Сталкер возвёл очи горе уже кривляясь, не заботясь о тонкости пантомимы.
— На Новодевичьем скит.
— Не скит, а монастырь, — благожелательно поправил Фиговидец, и сталкер замер, что-то разглядев в его бесхитростных глазах. — Ну так что?
Мы не увидели этих чудес света — ни кладбищ, ни скита (монастыря); их отчасти возместил широкий луг, где из густой травы возносились к небу шесть мощных в ряд стоящих колонн. Как водой залитые мягким тускнеющим светом, они стояли так спокойно, высились так отчуждённо, что мы не стали к ним подходить, боясь рассеять очарование. И трудно сказать, в чём оно заключалось: может, всего лишь в освещении или в просторе вокруг и сгибаемой ветром траве. «Но какая тоска, какая тоска, — сказал тогда Фиговидец. — Почему прекрасное вгоняет в такую тоску?» Я бы, возможно, употребил другое слово (уж не «оцепенение» ли?), но не отрицаю, что мы могли по-разному назвать одно и то же чувство — или дело не в словах, и одно и то же чувство по-разному отозвалось в нас, как не одинаков звук удара одной и той же палки по стеклу и железу. Как бы там ни было, именно этим Джунгли с нами попрощались: широкий луг, густая трава, колонны, неизвестно от какой постройки и каких времён уцелевшие.

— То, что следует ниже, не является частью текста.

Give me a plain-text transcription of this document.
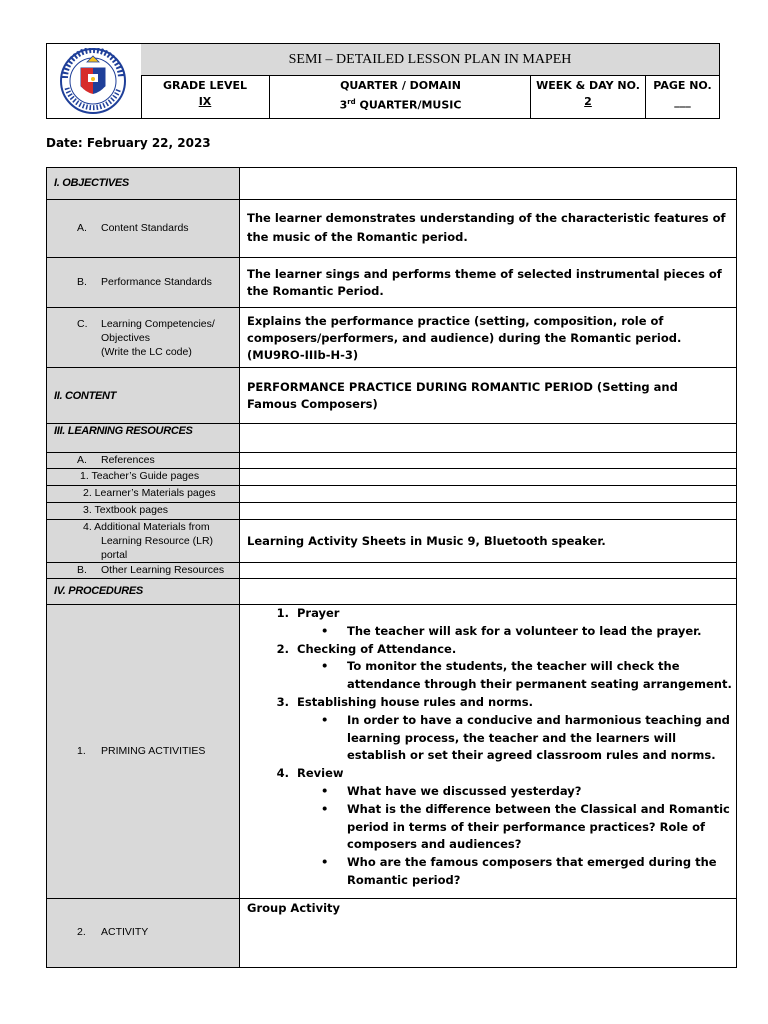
SEMI – DETAILED LESSON PLAN IN MAPEH
GRADE LEVEL
IX
QUARTER / DOMAIN
3rd QUARTER/MUSIC
WEEK & DAY NO.
2
PAGE NO.
___
Date: February 22, 2023
I. OBJECTIVES
A. Content Standards
The learner demonstrates understanding of the characteristic features of the music of the Romantic period.
B. Performance Standards
The learner sings and performs theme of selected instrumental pieces of the Romantic Period.
C. Learning Competencies/
Objectives
(Write the LC code)
Explains the performance practice (setting, composition, role of composers/performers, and audience) during the Romantic period. (MU9RO-IIIb-H-3)
II. CONTENT
PERFORMANCE PRACTICE DURING ROMANTIC PERIOD (Setting and Famous Composers)
III. LEARNING RESOURCES
A. References
1. Teacher’s Guide pages
2. Learner’s Materials pages
3. Textbook pages
4. Additional Materials from
Learning Resource (LR)
portal
Learning Activity Sheets in Music 9, Bluetooth speaker.
B. Other Learning Resources
IV. PROCEDURES
1. PRIMING ACTIVITIES
1. Prayer
• The teacher will ask for a volunteer to lead the prayer.
2. Checking of Attendance.
• To monitor the students, the teacher will check the attendance through their permanent seating arrangement.
3. Establishing house rules and norms.
• In order to have a conducive and harmonious teaching and learning process, the teacher and the learners will establish or set their agreed classroom rules and norms.
4. Review
• What have we discussed yesterday?
• What is the difference between the Classical and Romantic period in terms of their performance practices? Role of composers and audiences?
• Who are the famous composers that emerged during the Romantic period?
2. ACTIVITY
Group Activity
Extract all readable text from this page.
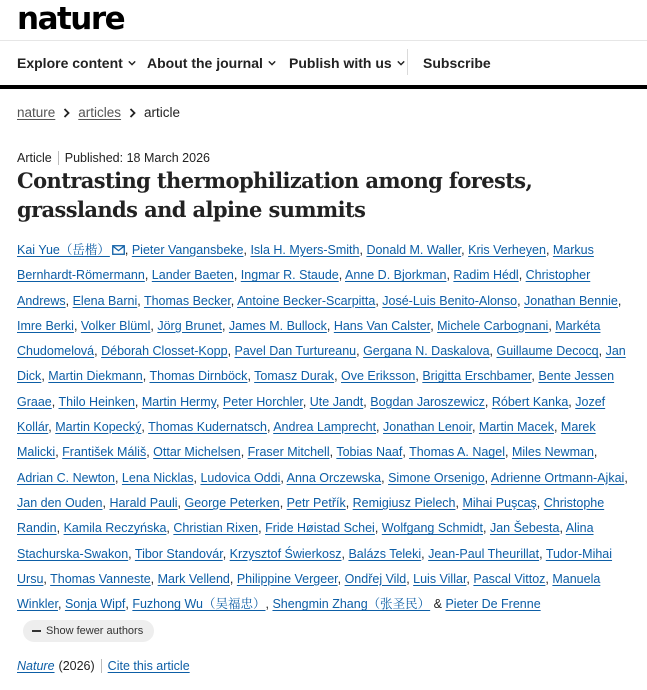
nature
Explore content About the journal Publish with us Subscribe
nature articles article
Article Published: 18 March 2026
Contrasting thermophilization among forests, grasslands and alpine summits
Kai Yue（岳楷） , Pieter Vangansbeke, Isla H. Myers-Smith, Donald M. Waller, Kris Verheyen, Markus Bernhardt-Römermann, Lander Baeten, Ingmar R. Staude, Anne D. Bjorkman, Radim Hédl, Christopher Andrews, Elena Barni, Thomas Becker, Antoine Becker-Scarpitta, José-Luis Benito-Alonso, Jonathan Bennie, Imre Berki, Volker Blüml, Jörg Brunet, James M. Bullock, Hans Van Calster, Michele Carbognani, Markéta Chudomelová, Déborah Closset-Kopp, Pavel Dan Turtureanu, Gergana N. Daskalova, Guillaume Decocq, Jan Dick, Martin Diekmann, Thomas Dirnböck, Tomasz Durak, Ove Eriksson, Brigitta Erschbamer, Bente Jessen Graae, Thilo Heinken, Martin Hermy, Peter Horchler, Ute Jandt, Bogdan Jaroszewicz, Róbert Kanka, Jozef Kollár, Martin Kopecký, Thomas Kudernatsch, Andrea Lamprecht, Jonathan Lenoir, Martin Macek, Marek Malicki, František Máliš, Ottar Michelsen, Fraser Mitchell, Tobias Naaf, Thomas A. Nagel, Miles Newman, Adrian C. Newton, Lena Nicklas, Ludovica Oddi, Anna Orczewska, Simone Orsenigo, Adrienne Ortmann-Ajkai, Jan den Ouden, Harald Pauli, George Peterken, Petr Petřík, Remigiusz Pielech, Mihai Puşcaş, Christophe Randin, Kamila Reczyńska, Christian Rixen, Fride Høistad Schei, Wolfgang Schmidt, Jan Šebesta, Alina Stachurska-Swakon, Tibor Standovár, Krzysztof Świerkosz, Balázs Teleki, Jean-Paul Theurillat, Tudor-Mihai Ursu, Thomas Vanneste, Mark Vellend, Philippine Vergeer, Ondřej Vild, Luis Villar, Pascal Vittoz, Manuela Winkler, Sonja Wipf, Fuzhong Wu（吴福忠）, Shengmin Zhang（张圣民） & Pieter De Frenne
Show fewer authors
Nature (2026) Cite this article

Я сел на ящик из-под валюты и подставил лицо солнцу. Автово перед нами плыло и мреяло в пламенеющем закате, и как очертания рая душа узнавала весёлые трубы его заводов, высокие кровли его домов. Более плотный, более осязаемый, чем мираж, образ этот всё же казался невесомее и прелестнее любой действительности.
Смеясь, мы спустились с холма и прошли по тропинкам через огороды. Сторожа и собаки отрешённо смотрели нам вслед. Что-либо сторожить было ещё по всем признакам рано, может, они просто гоняли птиц и мальчишек. Интересуясь в огородничестве только конечным продуктом, я не знал таких деталей.
Замусоленная бумажка с адресом и карта привели нас к дому поверенного. Огромных зданий, видных издали, в Автово оказалось не так много; в основном дома были двух- и трехэтажные, в точности такие, как на Охте, окружённые цветниками и цветущей сиренью, сонные дома нешироких и тихих улиц. Несмотря на цветы и свежую побелку на яблонях, было немногим чище, чем у нас. Лёгкий мусор гулял по асфальту, тяжёлый лежал кучами. Кое-где на лавках сидели старухи, возились в кустах дети. Редкие встречные проявляли к нам интереса столько же, сколько к придорожным столбам.
КОНТОРА — было написано на вывеске. («Поздно уже для контор, — беспечно сообщил Муха. — Куда денемся?») В дверях парадной под вывеской стоял, покуривая трубочку, пожилой мужик: в чёрном костюме, но в яркой цветастой рубашке под костюмом, без галстука — а в распахнутом вороте ядрёно блестела крупная золотая цепь. Рожа у мужика была круглая, лоснящаяся и довольная. При одном взгляде на него становилось весело.
— Добыча Петрович! — окликнули из верхнего окошка. — Шляпу возьми.